Though my biggest shock came on Jan. 23 when I read in The Times of India that the film’s title and imagery had stirred protests across Bharat. I didn’t expect that some Indians, including both the rich and the impoverished, would take the movie so personally. The name of the movie offended some slum dwellers. Don’t call us dogs, they said. Others, specifically the wealthy, were offended because they said that India, in its entirety, was not a slum. Some Hindus even rallied to get Slumdog censored. They said they felt denigrated because Lord Sree Ram was shown giving a blessing with his left hand instead of his right hand. They also felt they were wrongly shown attacking the Muslims in the scene in which Jamal’s mother was killed.

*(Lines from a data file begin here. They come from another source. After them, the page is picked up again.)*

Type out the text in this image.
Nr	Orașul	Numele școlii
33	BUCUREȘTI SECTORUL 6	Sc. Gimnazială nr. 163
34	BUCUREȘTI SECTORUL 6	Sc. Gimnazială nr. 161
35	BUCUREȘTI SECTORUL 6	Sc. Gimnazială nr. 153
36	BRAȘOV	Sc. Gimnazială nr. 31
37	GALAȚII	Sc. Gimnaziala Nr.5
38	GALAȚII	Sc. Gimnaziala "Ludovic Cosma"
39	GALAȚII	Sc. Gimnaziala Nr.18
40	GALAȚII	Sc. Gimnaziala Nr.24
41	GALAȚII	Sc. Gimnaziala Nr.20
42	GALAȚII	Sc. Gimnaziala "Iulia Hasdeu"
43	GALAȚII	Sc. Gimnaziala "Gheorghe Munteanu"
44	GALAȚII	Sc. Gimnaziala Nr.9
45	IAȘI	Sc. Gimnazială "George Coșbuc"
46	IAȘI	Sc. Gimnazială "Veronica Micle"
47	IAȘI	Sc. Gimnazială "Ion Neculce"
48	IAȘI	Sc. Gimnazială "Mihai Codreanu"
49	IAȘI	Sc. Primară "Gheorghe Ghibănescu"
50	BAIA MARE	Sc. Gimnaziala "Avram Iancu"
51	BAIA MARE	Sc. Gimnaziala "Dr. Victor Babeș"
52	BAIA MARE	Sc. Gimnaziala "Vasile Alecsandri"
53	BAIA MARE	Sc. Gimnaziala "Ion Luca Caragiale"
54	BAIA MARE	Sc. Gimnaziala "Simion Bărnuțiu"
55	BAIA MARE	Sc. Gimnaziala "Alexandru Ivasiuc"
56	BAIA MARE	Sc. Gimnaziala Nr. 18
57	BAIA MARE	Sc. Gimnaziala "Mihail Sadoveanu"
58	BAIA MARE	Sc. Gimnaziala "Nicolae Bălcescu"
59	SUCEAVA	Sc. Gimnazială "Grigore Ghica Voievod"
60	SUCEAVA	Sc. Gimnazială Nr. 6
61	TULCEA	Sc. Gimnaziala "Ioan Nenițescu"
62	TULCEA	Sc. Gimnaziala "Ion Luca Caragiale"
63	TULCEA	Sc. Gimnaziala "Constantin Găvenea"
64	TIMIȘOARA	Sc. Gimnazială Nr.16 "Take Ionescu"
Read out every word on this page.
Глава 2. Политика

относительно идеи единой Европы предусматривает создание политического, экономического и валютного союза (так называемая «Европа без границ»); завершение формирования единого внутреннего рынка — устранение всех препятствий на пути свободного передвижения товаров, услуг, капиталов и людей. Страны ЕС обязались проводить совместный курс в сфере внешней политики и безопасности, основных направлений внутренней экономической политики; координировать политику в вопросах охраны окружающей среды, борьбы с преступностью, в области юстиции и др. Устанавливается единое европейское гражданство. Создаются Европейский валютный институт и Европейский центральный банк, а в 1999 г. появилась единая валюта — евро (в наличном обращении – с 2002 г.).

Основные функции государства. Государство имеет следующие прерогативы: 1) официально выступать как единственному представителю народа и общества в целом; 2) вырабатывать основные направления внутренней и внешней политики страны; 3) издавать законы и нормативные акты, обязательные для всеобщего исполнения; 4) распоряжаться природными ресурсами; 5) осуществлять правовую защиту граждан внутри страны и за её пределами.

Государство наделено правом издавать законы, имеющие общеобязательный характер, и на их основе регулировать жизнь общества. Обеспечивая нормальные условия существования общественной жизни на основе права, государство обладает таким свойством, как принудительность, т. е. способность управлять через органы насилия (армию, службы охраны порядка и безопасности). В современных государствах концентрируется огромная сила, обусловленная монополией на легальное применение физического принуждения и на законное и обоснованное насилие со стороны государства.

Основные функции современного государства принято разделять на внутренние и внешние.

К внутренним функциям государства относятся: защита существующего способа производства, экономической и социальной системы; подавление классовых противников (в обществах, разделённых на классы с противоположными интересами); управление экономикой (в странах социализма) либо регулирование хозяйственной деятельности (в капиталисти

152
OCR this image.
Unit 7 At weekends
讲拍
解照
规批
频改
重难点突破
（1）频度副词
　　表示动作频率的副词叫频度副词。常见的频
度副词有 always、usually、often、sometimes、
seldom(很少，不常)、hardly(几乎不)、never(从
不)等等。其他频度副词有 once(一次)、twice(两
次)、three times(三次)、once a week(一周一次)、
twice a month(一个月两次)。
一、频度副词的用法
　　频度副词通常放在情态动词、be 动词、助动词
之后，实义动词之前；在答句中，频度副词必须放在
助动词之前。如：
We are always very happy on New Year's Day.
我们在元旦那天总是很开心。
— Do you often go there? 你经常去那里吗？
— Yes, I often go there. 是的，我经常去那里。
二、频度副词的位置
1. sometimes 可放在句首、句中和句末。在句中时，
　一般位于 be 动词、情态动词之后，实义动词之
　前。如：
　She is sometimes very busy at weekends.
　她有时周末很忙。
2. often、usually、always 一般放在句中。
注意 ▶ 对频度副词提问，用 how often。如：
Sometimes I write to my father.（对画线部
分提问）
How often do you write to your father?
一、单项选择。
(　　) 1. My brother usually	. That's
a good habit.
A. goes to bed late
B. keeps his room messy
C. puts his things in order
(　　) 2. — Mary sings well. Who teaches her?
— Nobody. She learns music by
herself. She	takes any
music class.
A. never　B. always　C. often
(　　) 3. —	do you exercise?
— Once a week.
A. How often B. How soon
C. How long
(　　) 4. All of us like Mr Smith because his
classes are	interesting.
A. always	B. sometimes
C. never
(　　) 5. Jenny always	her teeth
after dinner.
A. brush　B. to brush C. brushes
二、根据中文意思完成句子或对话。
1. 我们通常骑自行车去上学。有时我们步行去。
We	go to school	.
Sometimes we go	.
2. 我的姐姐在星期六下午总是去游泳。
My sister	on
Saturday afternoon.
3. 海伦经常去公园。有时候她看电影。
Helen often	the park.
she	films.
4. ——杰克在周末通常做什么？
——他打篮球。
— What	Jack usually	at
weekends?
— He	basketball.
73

Protests aside, the Plan shindig was a success. Anil Kapoor led the auction that evening personally and later personally asked people to donate to Plan. Celebrities, including fashion designers, writers and producers, were quick to cast their bids. Freida Pinto modeled a beautiful diamond ring. Co-director Loveleen Tandan held up a painting. I remember Danny Boyle and Dev Patel, with his now famous grin, cheering on, while standing on the stage that was about three feet from me. My family went home with two paintings. I felt honored to be a part of the celebration which was for such an important cause.
So, I was ecstatic to hear that yesterday Plan received $747,500 from the makers of "Slumdog."